Sammaritano LR. Presentation of the new ACR reproductive guidelines. Presented at ACR/ARHP Annual Meeting, Oct. 20-24, 2018; Chicago.

    Perspective
    Ellen M. Field

    Ellen M. Field

    We as rheumatologists are challenged with how to appropriately counsel our female patients of childbearing years regarding sexual health and contraception, family planning and the use of medication during pregnancy and postpartum.

    Half of all pregnancies are unplanned. We need to use guidelines to provide our patients with pathways to ensure good outcomes for the pregnant mother and fetus, which include education about contraception, impact of fertility with cytotoxic agents, as well as safety in medication management throughout pregnancy and postpartum.

    Recommendations for pregnancy management should offer a team approach with the obstetrician-gynecologist, pediatrician, rheumatologist, and maternal fetal medicine specialist particularly in those patients at high risk for poor outcomes due to active disease, including inflammatory arthritis, lupus, and antiphospholipid antibody syndrome. Medication safety around conception, during pregnancy and postpartum — including lactation — are of high importance in the management of this subpopulation. Consideration for paternal medication is needed as well.

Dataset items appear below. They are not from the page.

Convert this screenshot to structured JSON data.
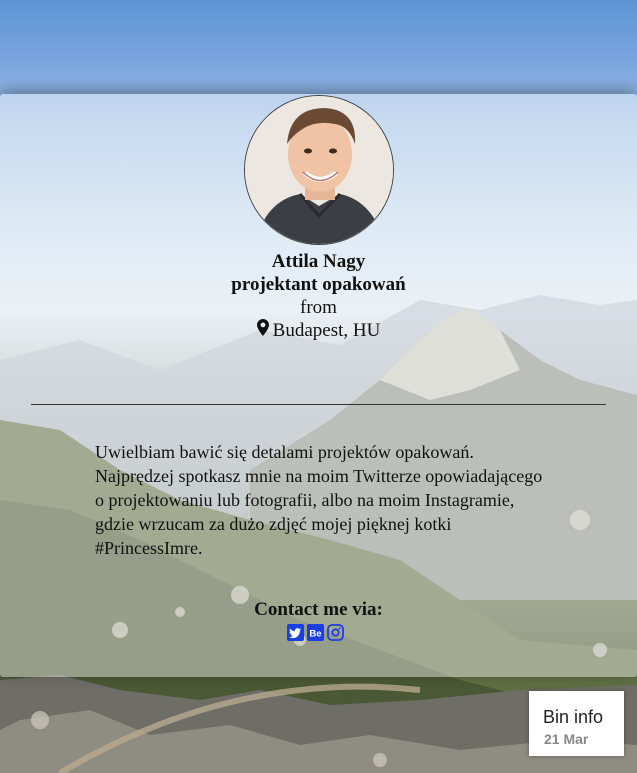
{
  "profile": {
    "name": "Attila Nagy",
    "title": "projektant opakowań",
    "from_label": "from",
    "location": "Budapest, HU"
  },
  "bio": "Uwielbiam bawić się detalami projektów opakowań. Najprędzej spotkasz mnie na moim Twitterze opowiadającego o projektowaniu lub fotografii, albo na moim Instagramie, gdzie wrzucam za dużo zdjęć mojej pięknej kotki #PrincessImre.",
  "contact": {
    "heading": "Contact me via:",
    "links": [
      {
        "icon": "twitter-icon"
      },
      {
        "icon": "behance-icon"
      },
      {
        "icon": "instagram-icon"
      }
    ]
  },
  "bin_info": {
    "title": "Bin info",
    "date": "21 Mar"
  },
  "colors": {
    "social_blue": "#1a3fe0",
    "sky": "#5d93d6",
    "card_overlay": "rgba(255,255,255,0.42)"
  }
}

    The care team approach with education for clinicians and patients is crucial to ensuring disease control before, during, and after pregnancy, to minimize potential risks to the pregnant mother and child, while maximizing good outcomes. Women with autoimmune diseases are a unique population requiring special attention throughout the reproductive period and postmenopause, including potential use of hormone therapy and osteoporosis prevention and treatment. Rheumatologists must play an active role in the implementation of these guidelines to ensure the best outcomes possible in caring for patients with autoimmune disease.

    • Ellen M. Field, MD
    • Rheumatologist
      Lehigh Valley Health Network
      Bethlehem, PA
      Member, Medical Policy Committee
      United Rheumatology

    Disclosures: Field reports no relevant financial disclosures.